Crowdfunding: A New Source of Business Financing
Are you starting a new business or new venture and need money to fund it? You might want to check into an online option known as "crowdfunding." In simplest terms, crowdfunding means many people (the crowd) give you money to fund your venture in exchange for a reward such as a free copy of your product or a small stake in your new business. As accountants, we were interested in how to treat this money in terms of tax treatment. Is it an investment in your business? A gift? Taxable income?
Here's a broad overview.
Is it an Investment? In general, under U.S. law, when you offer many "investors" stock or other equity in your business, you're selling securities, and you have to comply with federal and state securities regulations. The 2012 JOBS Act created a crowdfunding exemption to these regulations, but the Securities and Exchange Commission may still have a say in the matter.

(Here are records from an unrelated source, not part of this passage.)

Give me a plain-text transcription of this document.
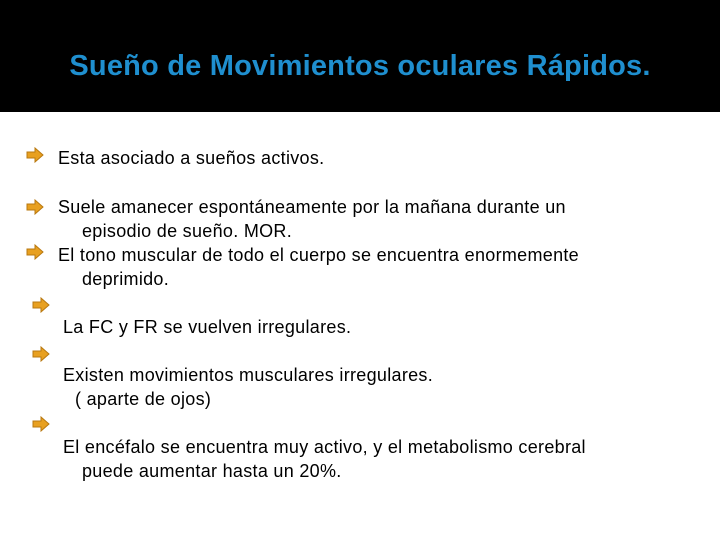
Sueño de Movimientos oculares Rápidos.
Esta asociado a sueños activos.
Suele amanecer espontáneamente por la mañana durante un
episodio de sueño. MOR.
El tono muscular de todo el cuerpo se encuentra enormemente
deprimido.
La FC y FR se vuelven irregulares.
Existen movimientos musculares irregulares.
( aparte de ojos)
El encéfalo se encuentra muy activo, y el metabolismo cerebral
puede aumentar hasta un 20%.
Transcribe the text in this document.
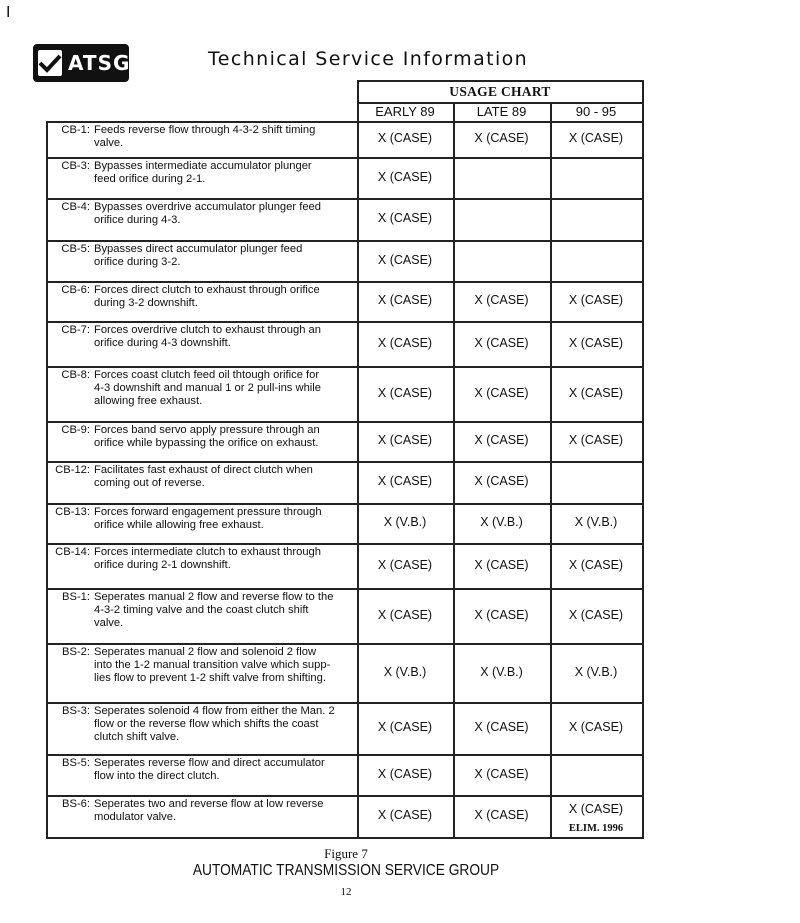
I
ATSG	Technical Service Information
USAGE CHART
EARLY 89	LATE 89	90 - 95
CB-1: Feeds reverse flow through 4-3-2 shift timing
valve.	X (CASE)	X (CASE)	X (CASE)
CB-3: Bypasses intermediate accumulator plunger
feed orifice during 2-1.	X (CASE)
CB-4: Bypasses overdrive accumulator plunger feed
orifice during 4-3.	X (CASE)
CB-5: Bypasses direct accumulator plunger feed
orifice during 3-2.	X (CASE)
CB-6: Forces direct clutch to exhaust through orifice
during 3-2 downshift.	X (CASE)	X (CASE)	X (CASE)
CB-7: Forces overdrive clutch to exhaust through an
orifice during 4-3 downshift.	X (CASE)	X (CASE)	X (CASE)
CB-8: Forces coast clutch feed oil thtough orifice for
4-3 downshift and manual 1 or 2 pull-ins while
allowing free exhaust.
X (CASE)	X (CASE)	X (CASE)
CB-9: Forces band servo apply pressure through an
orifice while bypassing the orifice on exhaust.	X (CASE)	X (CASE)	X (CASE)
CB-12: Facilitates fast exhaust of direct clutch when
coming out of reverse.	X (CASE)	X (CASE)
CB-13: Forces forward engagement pressure through
orifice while allowing free exhaust.	X (V.B.)	X (V.B.)	X (V.B.)
CB-14: Forces intermediate clutch to exhaust through
orifice during 2-1 downshift.	X (CASE)	X (CASE)	X (CASE)
BS-1: Seperates manual 2 flow and reverse flow to the
4-3-2 timing valve and the coast clutch shift
valve.
X (CASE)	X (CASE)	X (CASE)
BS-2: Seperates manual 2 flow and solenoid 2 flow
into the 1-2 manual transition valve which supp-
lies flow to prevent 1-2 shift valve from shifting.	X (V.B.)	X (V.B.)	X (V.B.)
BS-3: Seperates solenoid 4 flow from either the Man. 2
flow or the reverse flow which shifts the coast
clutch shift valve.
X (CASE)	X (CASE)	X (CASE)
BS-5: Seperates reverse flow and direct accumulator
flow into the direct clutch.	X (CASE)	X (CASE)
BS-6: Seperates two and reverse flow at low reverse
modulator valve.	X (CASE)	X (CASE)	X (CASE)
ELIM. 1996
Figure 7
AUTOMATIC TRANSMISSION SERVICE GROUP
12
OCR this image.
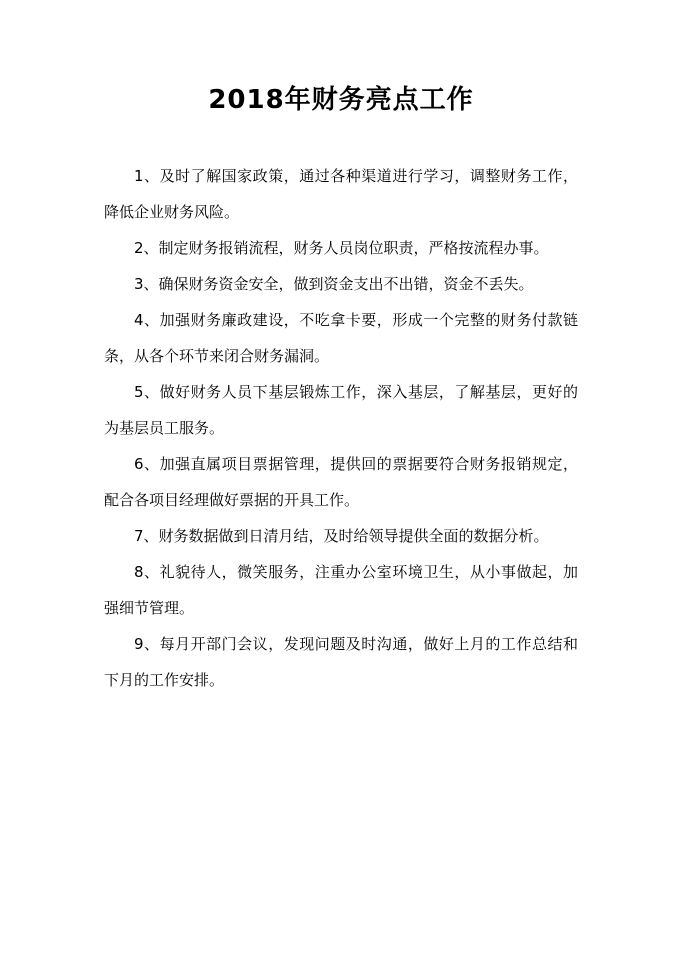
2018年财务亮点工作

1、及时了解国家政策，通过各种渠道进行学习，调整财务工作，降低企业财务风险。

2、制定财务报销流程，财务人员岗位职责，严格按流程办事。

3、确保财务资金安全，做到资金支出不出错，资金不丢失。

4、加强财务廉政建设，不吃拿卡要，形成一个完整的财务付款链条，从各个环节来闭合财务漏洞。

5、做好财务人员下基层锻炼工作，深入基层，了解基层，更好的为基层员工服务。

6、加强直属项目票据管理，提供回的票据要符合财务报销规定，配合各项目经理做好票据的开具工作。

7、财务数据做到日清月结，及时给领导提供全面的数据分析。

8、礼貌待人，微笑服务，注重办公室环境卫生，从小事做起，加强细节管理。

9、每月开部门会议，发现问题及时沟通，做好上月的工作总结和下月的工作安排。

Is it a Gift? Generally, gifts are cash or other consideration you receive from someone who provides the gift freely, with no expectation of getting something from you in return. Accourding to tax law, when you provide crowdfunders with a reward or other reward in exchange for financial support, the transaction typically will not meet the tax law definition of a gift.
- Is it Taxable Income? As long as no equity in your company is exchanged, Crowdfunding money you receive is income, and usually includable on your federal income tax return. As such, related expenses can be deductible.